Hamas has indicated it is currently unable to identify and track down 40 Israeli hostages needed for the first phase of a ceasefire deal, according to an Israeli official and a source familiar with the discussions, raising fears that more hostages may be dead than are publicly known.
The temporal qualifier is inherent in the grammar of the statement. Perhaps you didn’t notice it?
In English, the present perfect continuous has/hasn’t been taking implies a frequent and repeated action since a fixed time in the past - in this case, presumably, the start of the current conflict until now.
Since Hamas only took civilian hostages on one occasion, i.e. October 7th, and not again since, it is not true to say that Hamas “has been taking hostages”. They took hostages. Once.
Israel, on the other hand, have been taking Palestinian civilians captive, repeatedly, since October 7th. That’s the difference.

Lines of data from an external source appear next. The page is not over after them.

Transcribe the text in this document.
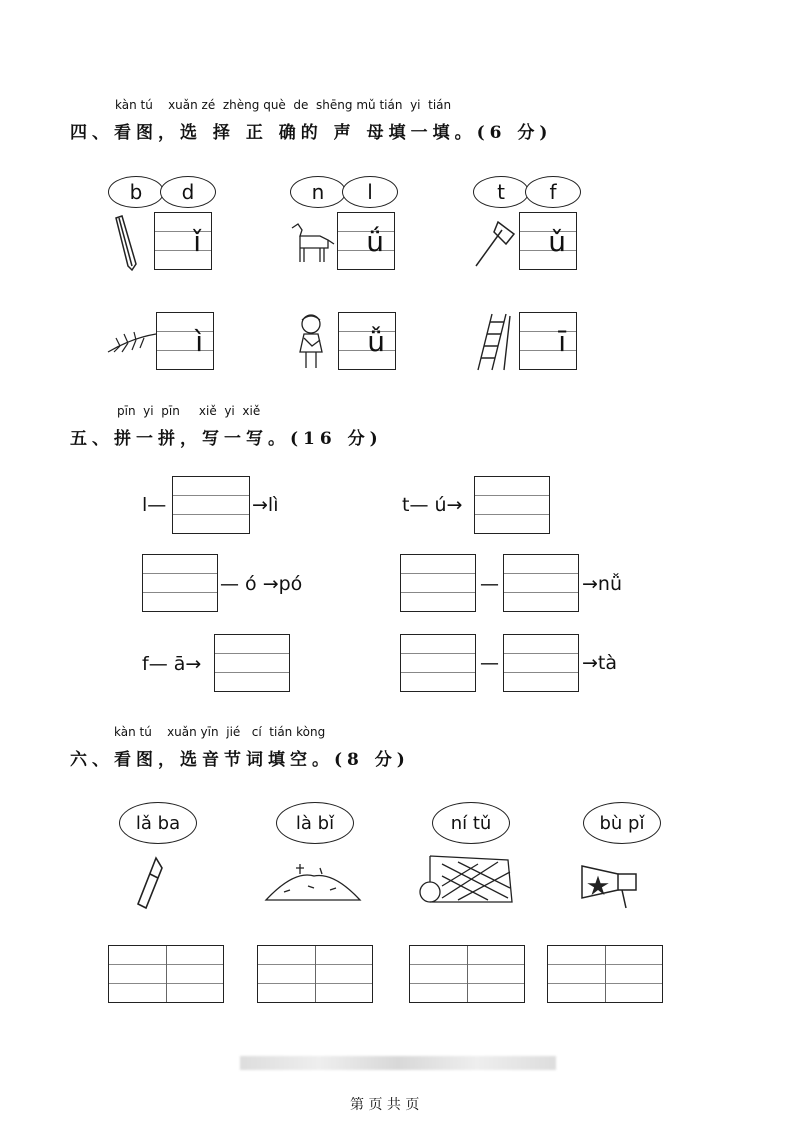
kàn tú    xuǎn zé  zhèng què  de  shēng mǔ tián  yi  tián
四、看图，选 择 正 确的 声 母填一填。(6 分)
b	d
ǐ
n	l
ǘ
t	f
ǔ
ì	ǚ	ī
pīn  yi  pīn     xiě  yi  xiě
五、拼一拼，写一写。(16 分)
l—	→lì	t— ú→
— ó →pó	—	→nǚ
f— ā→	—	→tà
kàn tú    xuǎn yīn  jié   cí  tián kòng
六、看图，选音节词填空。(8 分)
lǎ ba	là bǐ	ní tǔ	bù pǐ
第 页 共 页
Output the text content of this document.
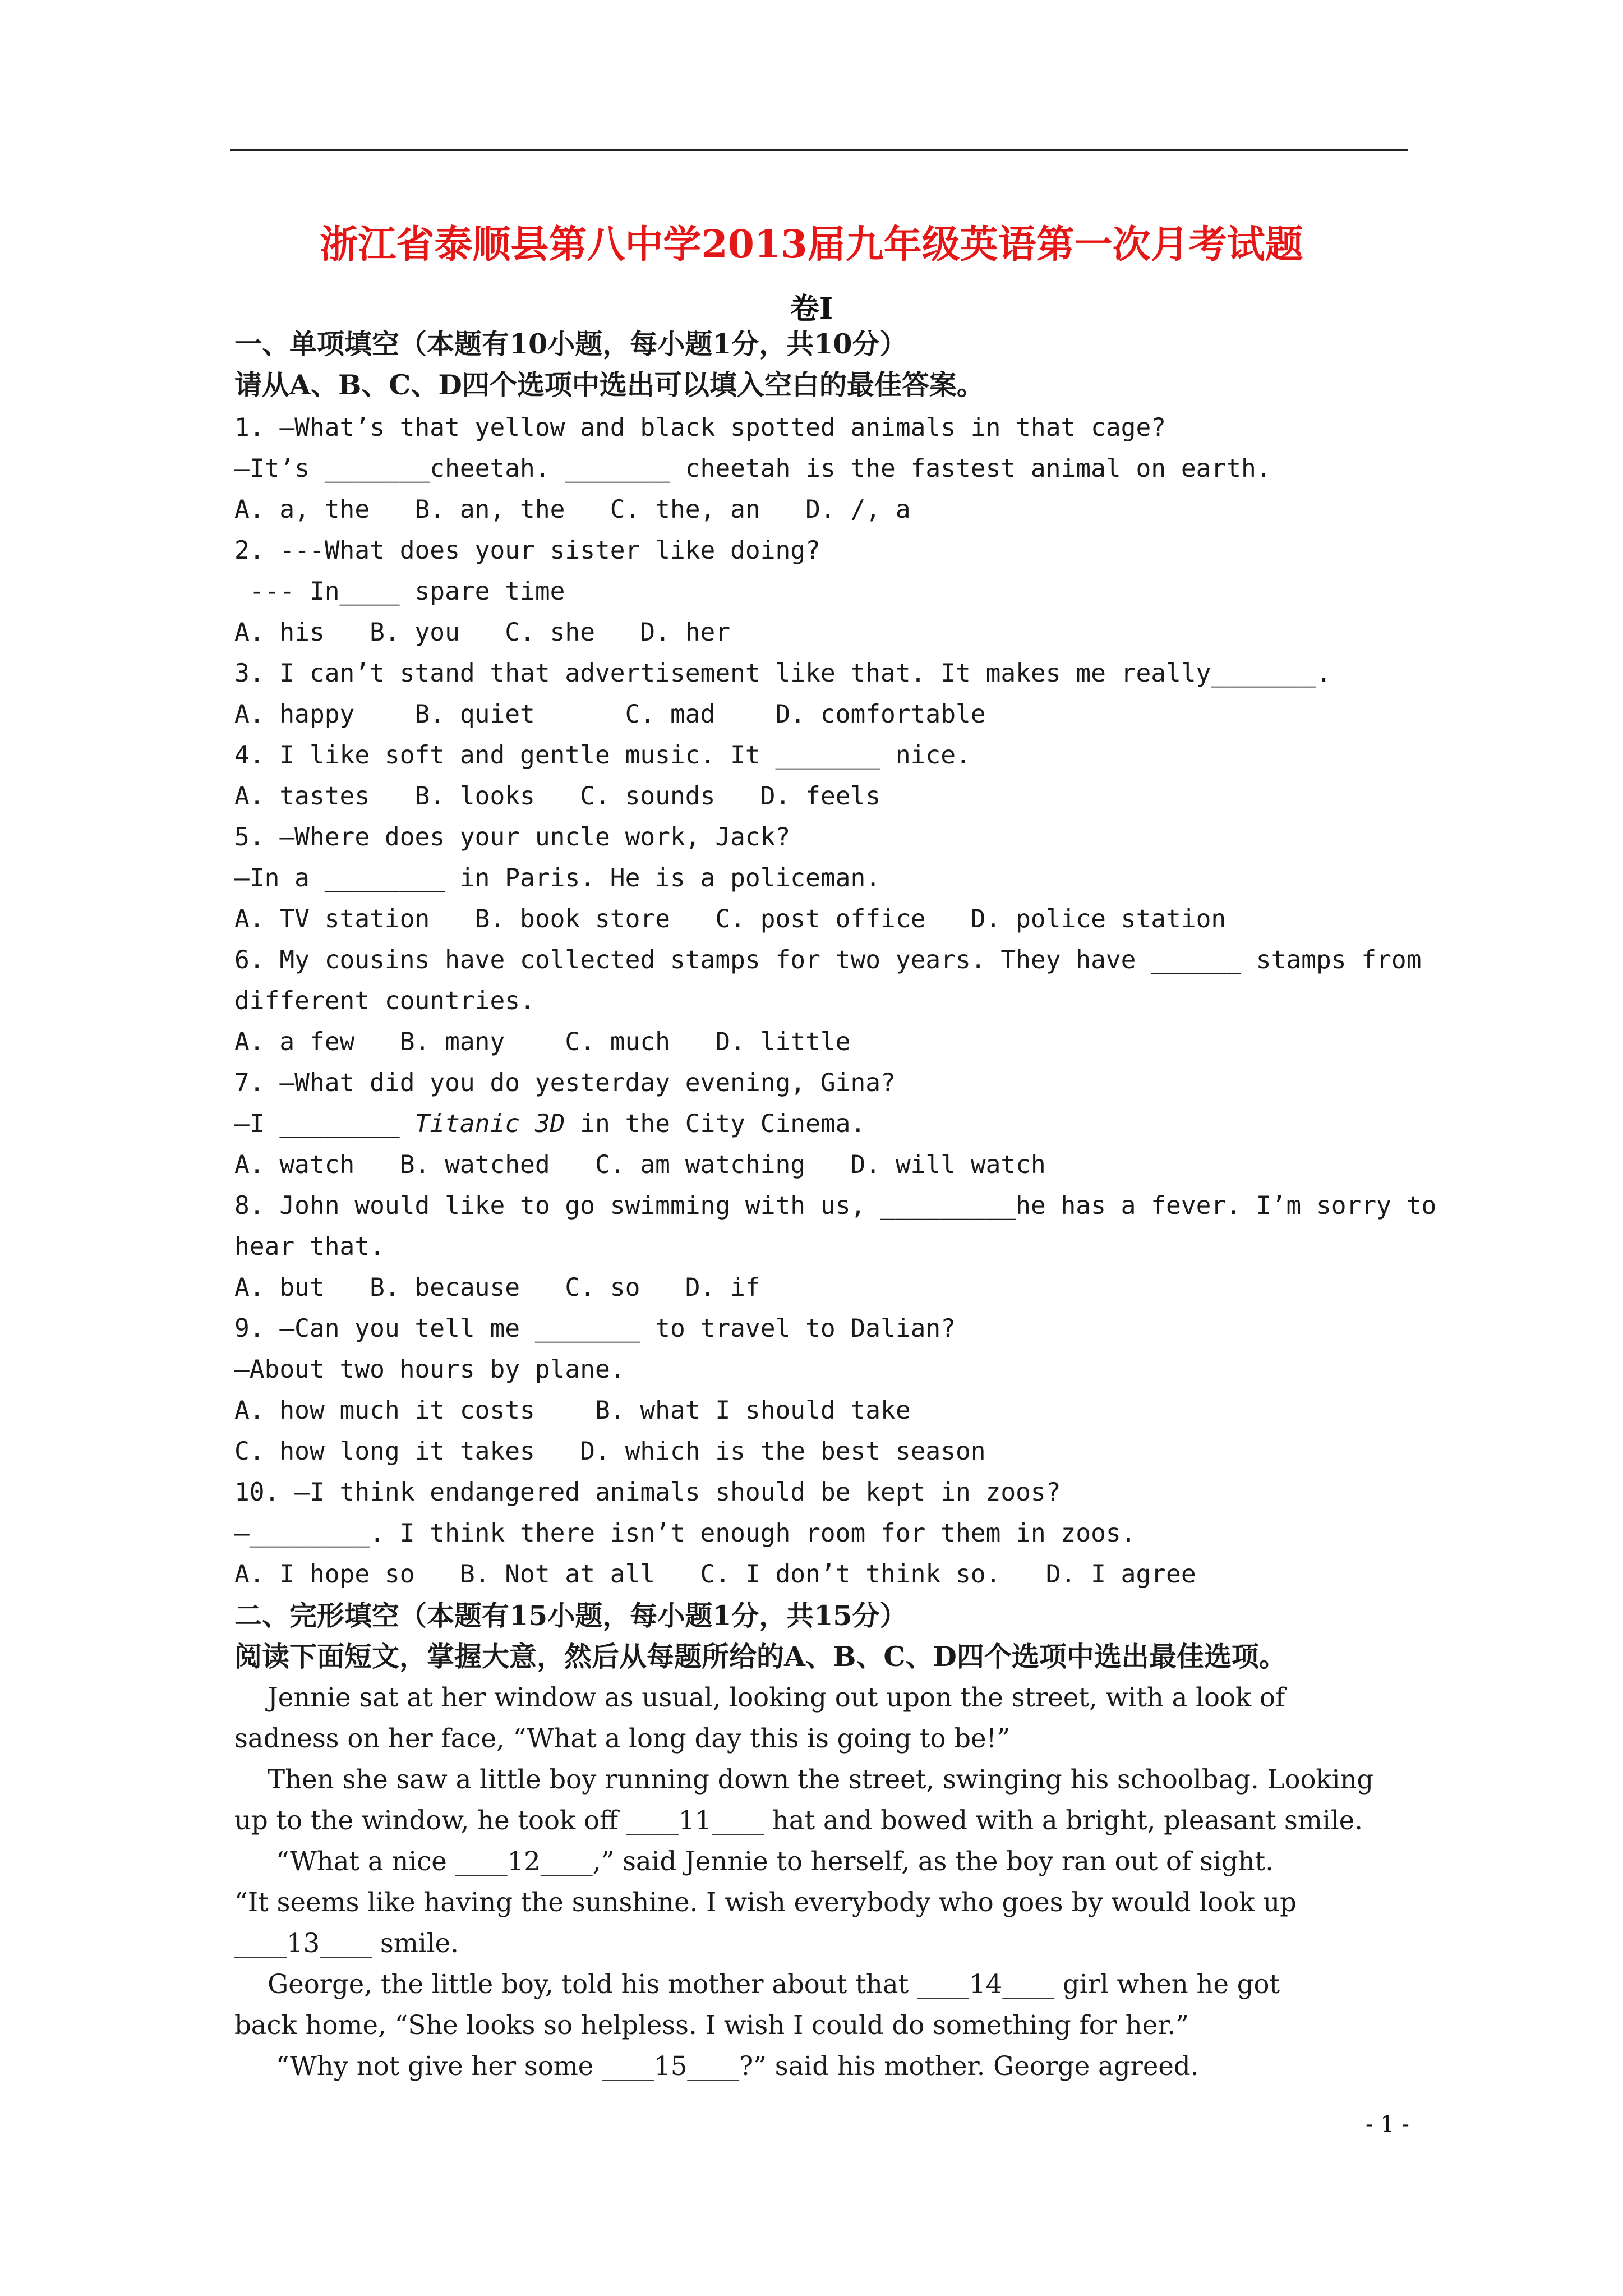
浙江省泰顺县第八中学2013届九年级英语第一次月考试题
卷Ⅰ
一、单项填空（本题有10小题，每小题1分，共10分）
请从A、B、C、D四个选项中选出可以填入空白的最佳答案。
1. —What’s that yellow and black spotted animals in that cage?
—It’s _______cheetah. _______ cheetah is the fastest animal on earth.
A. a, the   B. an, the   C. the, an   D. /, a
2. ---What does your sister like doing?
--- In____ spare time
A. his   B. you   C. she   D. her
3. I can’t stand that advertisement like that. It makes me really_______.
A. happy    B. quiet      C. mad    D. comfortable
4. I like soft and gentle music. It _______ nice.
A. tastes   B. looks   C. sounds   D. feels
5. —Where does your uncle work, Jack?
—In a ________ in Paris. He is a policeman.
A. TV station   B. book store   C. post office   D. police station
6. My cousins have collected stamps for two years. They have ______ stamps from
different countries.
A. a few   B. many    C. much   D. little
7. —What did you do yesterday evening, Gina?
—I ________ Titanic 3D in the City Cinema.
A. watch   B. watched   C. am watching   D. will watch
8. John would like to go swimming with us, _________he has a fever. I’m sorry to
hear that.
A. but   B. because   C. so   D. if
9. —Can you tell me _______ to travel to Dalian?
—About two hours by plane.
A. how much it costs    B. what I should take
C. how long it takes   D. which is the best season
10. —I think endangered animals should be kept in zoos?
—________. I think there isn’t enough room for them in zoos.
A. I hope so   B. Not at all   C. I don’t think so.   D. I agree
二、完形填空（本题有15小题，每小题1分，共15分）
阅读下面短文，掌握大意，然后从每题所给的A、B、C、D四个选项中选出最佳选项。
Jennie sat at her window as usual, looking out upon the street, with a look of
sadness on her face, “What a long day this is going to be!”
Then she saw a little boy running down the street, swinging his schoolbag. Looking
up to the window, he took off ____11____ hat and bowed with a bright, pleasant smile.
“What a nice ____12____,” said Jennie to herself, as the boy ran out of sight.
“It seems like having the sunshine. I wish everybody who goes by would look up
____13____ smile.
George, the little boy, told his mother about that ____14____ girl when he got
back home, “She looks so helpless. I wish I could do something for her.”
“Why not give her some ____15____?” said his mother. George agreed.
- 1 -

You’re inferring the start point for the perfect continuous and assigning Oct 7; I’m assigning the start point to be the overall conflict in a broader context. I’m being charitable. I might be wrong, but I can’t read OPs mind so I’m being charitable.
In that case, they would have used the present simple, “Hamas don’t take hostages”, but they didn’t.
I think you simply misunderstood the original statement.
I could be wrong. I’m happy to take the L. Not a hill I want to die on.